在贺晚君的心里,季书晚就像她的亲孙女一样。
无论别人怎么看待,贺晚君始终觉得她是最好的。
季书晚十分感动,眼角隐隐藏着泪。
从贺晚君庄园里出来,季书晚的心情也很复杂。
秦砚洲坐在车上等她,她神情凝重,缓缓上车。
“和妈聊得怎么样?”秦砚洲看向她问。
季书晚轻轻点头:“嗯,挺和谐的。”
“她应该又说了让我不要欺负你的话吧。”他忽然挽起唇角,目光深邃地看向她。
季书晚被他说的话愣住,没有接话。
秦砚洲慢慢收回视线,声音听上去很清浅:“没事的,想说就说,不要想太多。”
“我倒是有话想问你。”既然都提到贺晚君了,季书晚干脆挺直腰板看向他。
“你问。”他双手叠在一起,眼神无比真挚。
“你过敏的那天晚上,夏菡依到底和你说什么了?”
“她啊。”秦砚洲轻咳了一声。
“算了,这本来就是你的私事,不想说也没关系。”季书晚忽然又不想知道了。
“她和我说,有人闯进庄园闹事,把我妈给气病了。后面我派人调查,其实是她去了庄园,找她说了话。”
“等我查清楚之后,你已经赶去庄园,我就没提这件事。”
秦砚洲没有告诉季书晚,他其实在那天晚上又查了夏菡依。
不查还好,一查挖出了不少的事情。
他查到季书晚抄袭了夏菡依。
而季书晚的性格,这段时间相处下来,已经磨得差不多了。
只可能别人抄袭她,她是不可能抄别人的。
这当中肯定有猫腻。
加上夏菡依后期工作水准下降得厉害,他就两人身边的人都做了一番调查,才查到吴小莲偷拿季书晚的论文给夏菡依这件事。

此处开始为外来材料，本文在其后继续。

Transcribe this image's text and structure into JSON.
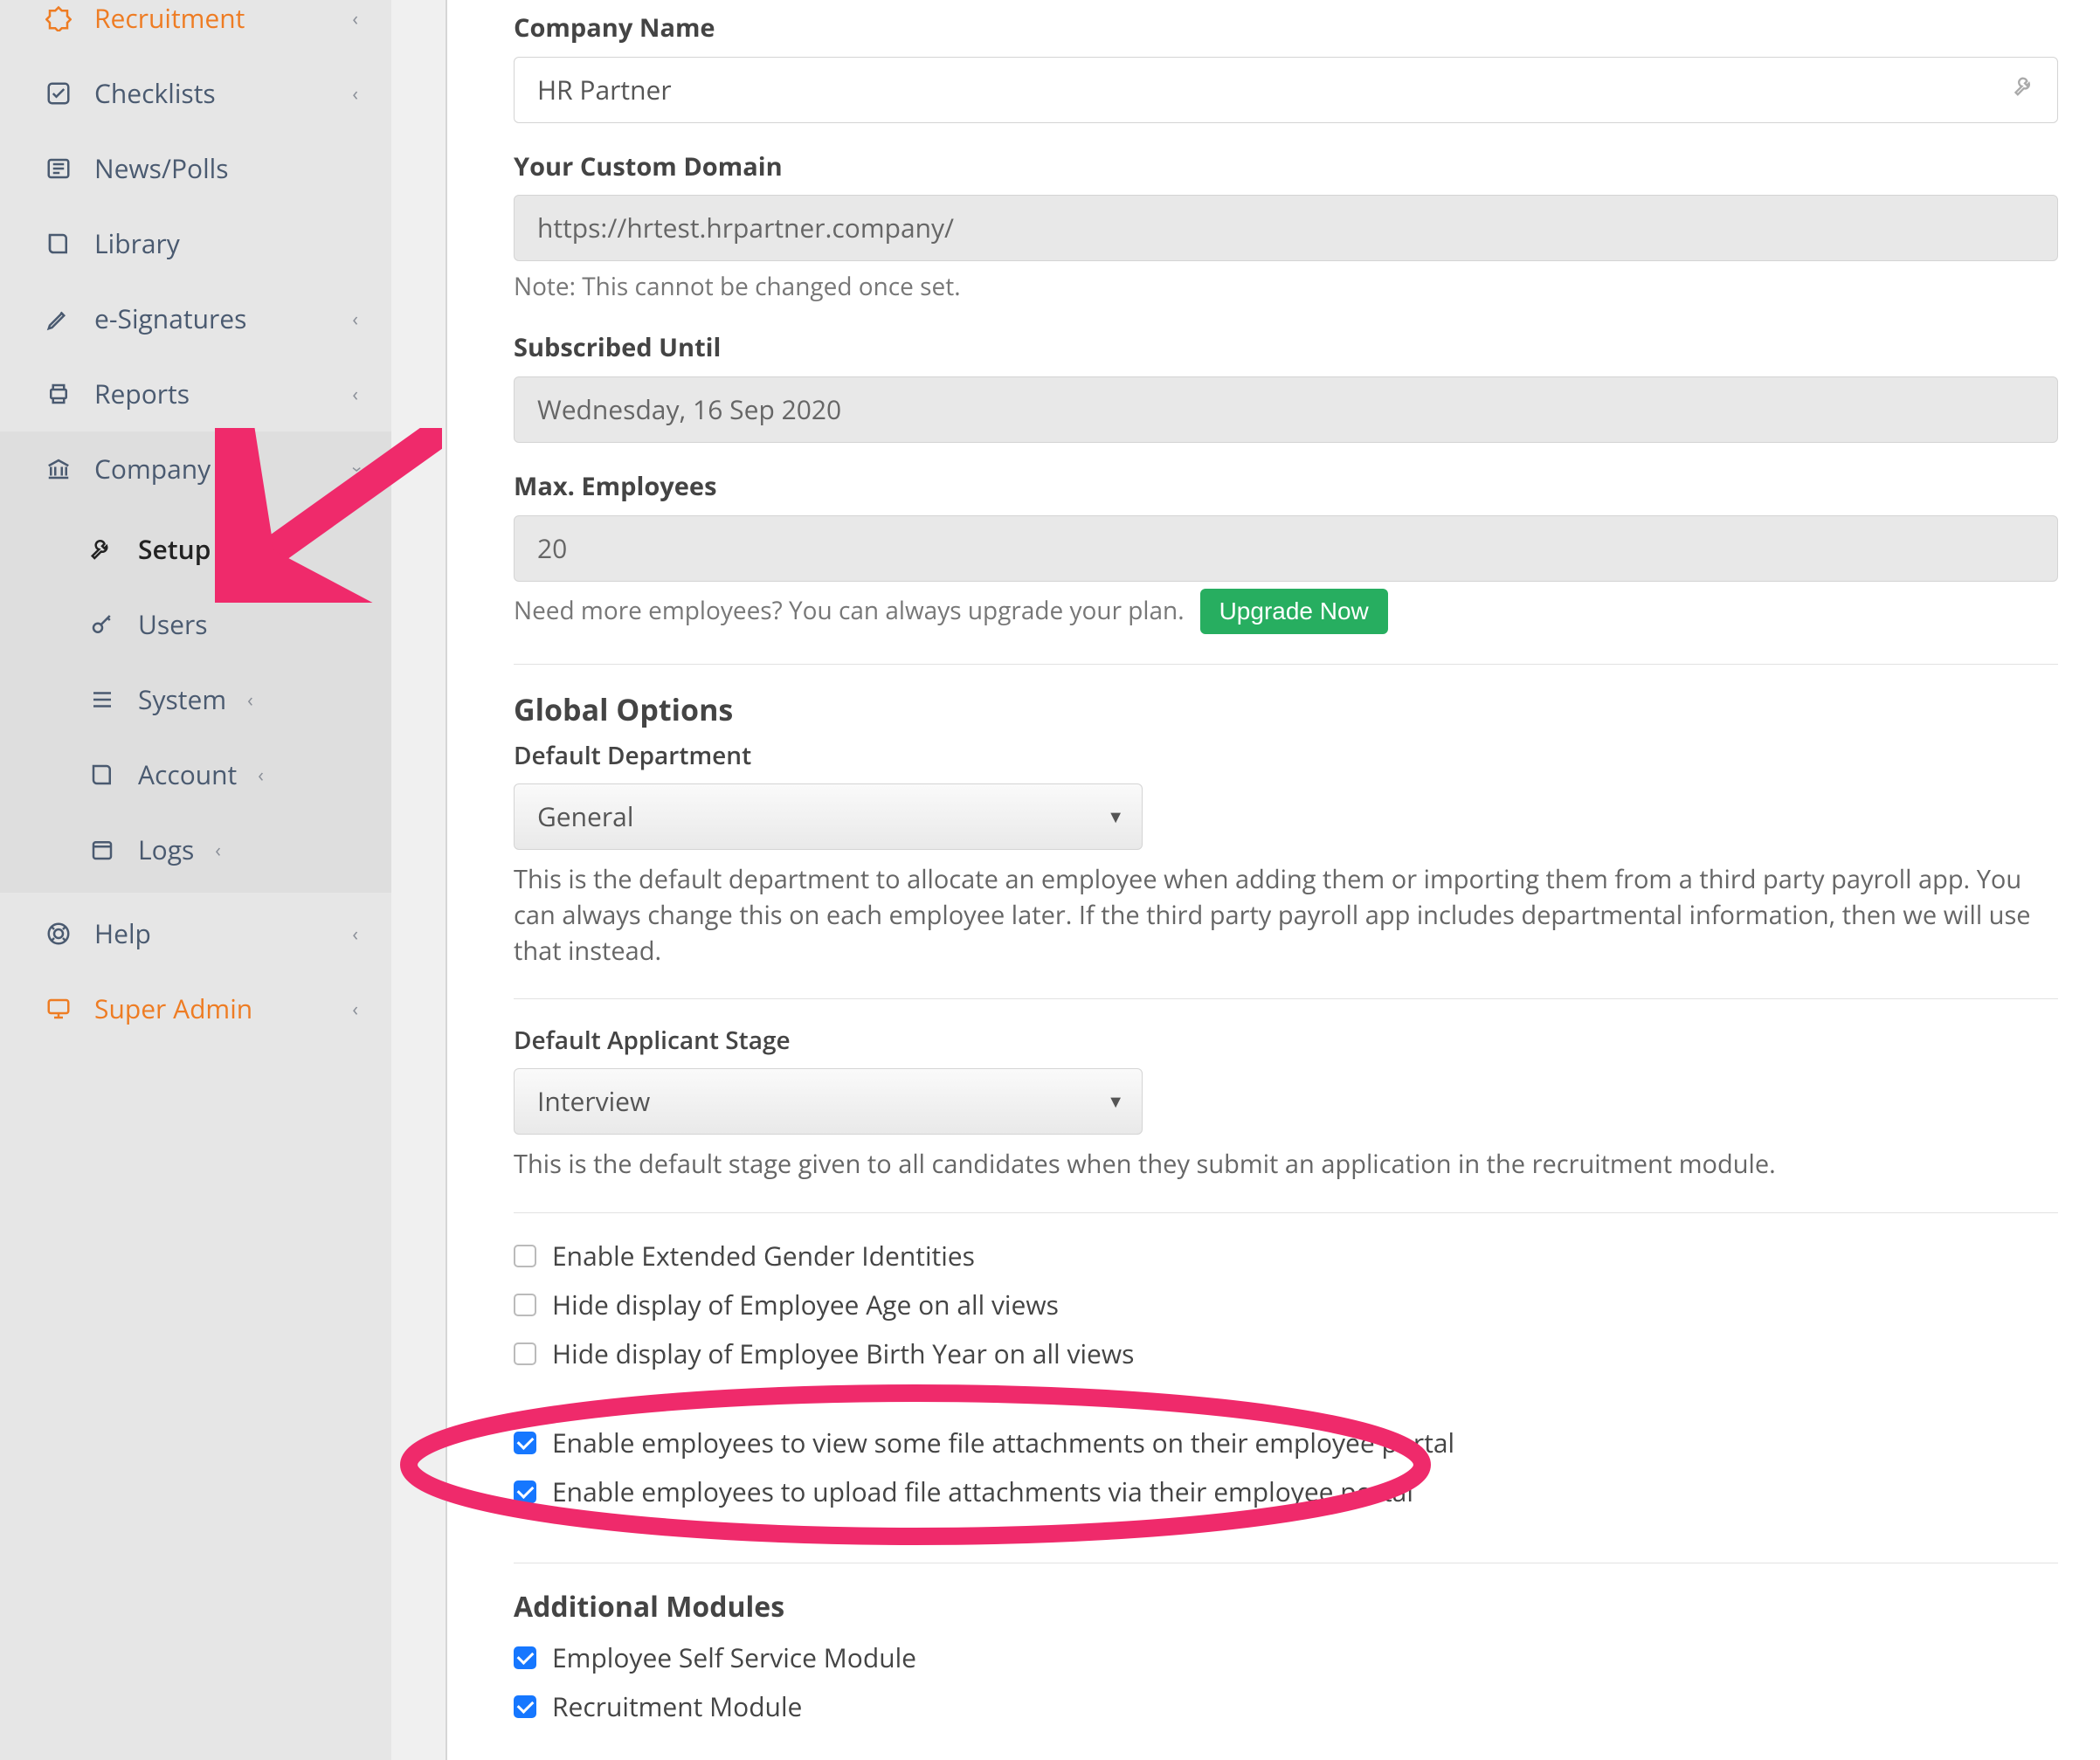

这段时间,季书晚在新远的表现有目共睹,只要她在,客户的数量就成倍地递增。
以她的能力,之前在古董店打杂两年,真的是浪费了。
还好,现在还不迟。
“不说夏菡依了,你也看见了,她投奔了我的死对头,我们两个是不可能的。”秦砚洲像是故意在和季书晚证明什么。
“你和夏菡依有没有可能,好像跟我没关系吧?”季书晚轻咳了一声。
“反正我们只是协议上的夫妻,随时都有可能……”
季书晚话都还没有说完,秦砚洲忽然靠近。
他那张俊美的脸庞此刻贴得很紧,季书晚瞬间感觉到心跳加快。
刚好司机又是司齐,他早就见怪不怪了。
“协议夫妻,需要去度蜜月吗?”秦砚洲低头问她。
季书晚被他吓得往后退,下意识吞咽。
“这不是之前定好的吗?更何况又不是真的度蜜月,是去参加拍卖会。”
“我记得某位小姐还说过,希望把契约的时间延长。”
季书晚不敢再继续听下去了,立刻转身不看他。
万幸的是,秦砚洲并没有咄咄逼人,他很快调整坐姿,目光直视前方。
“秦总,到码头了。”这时,司齐的声音忽然响起。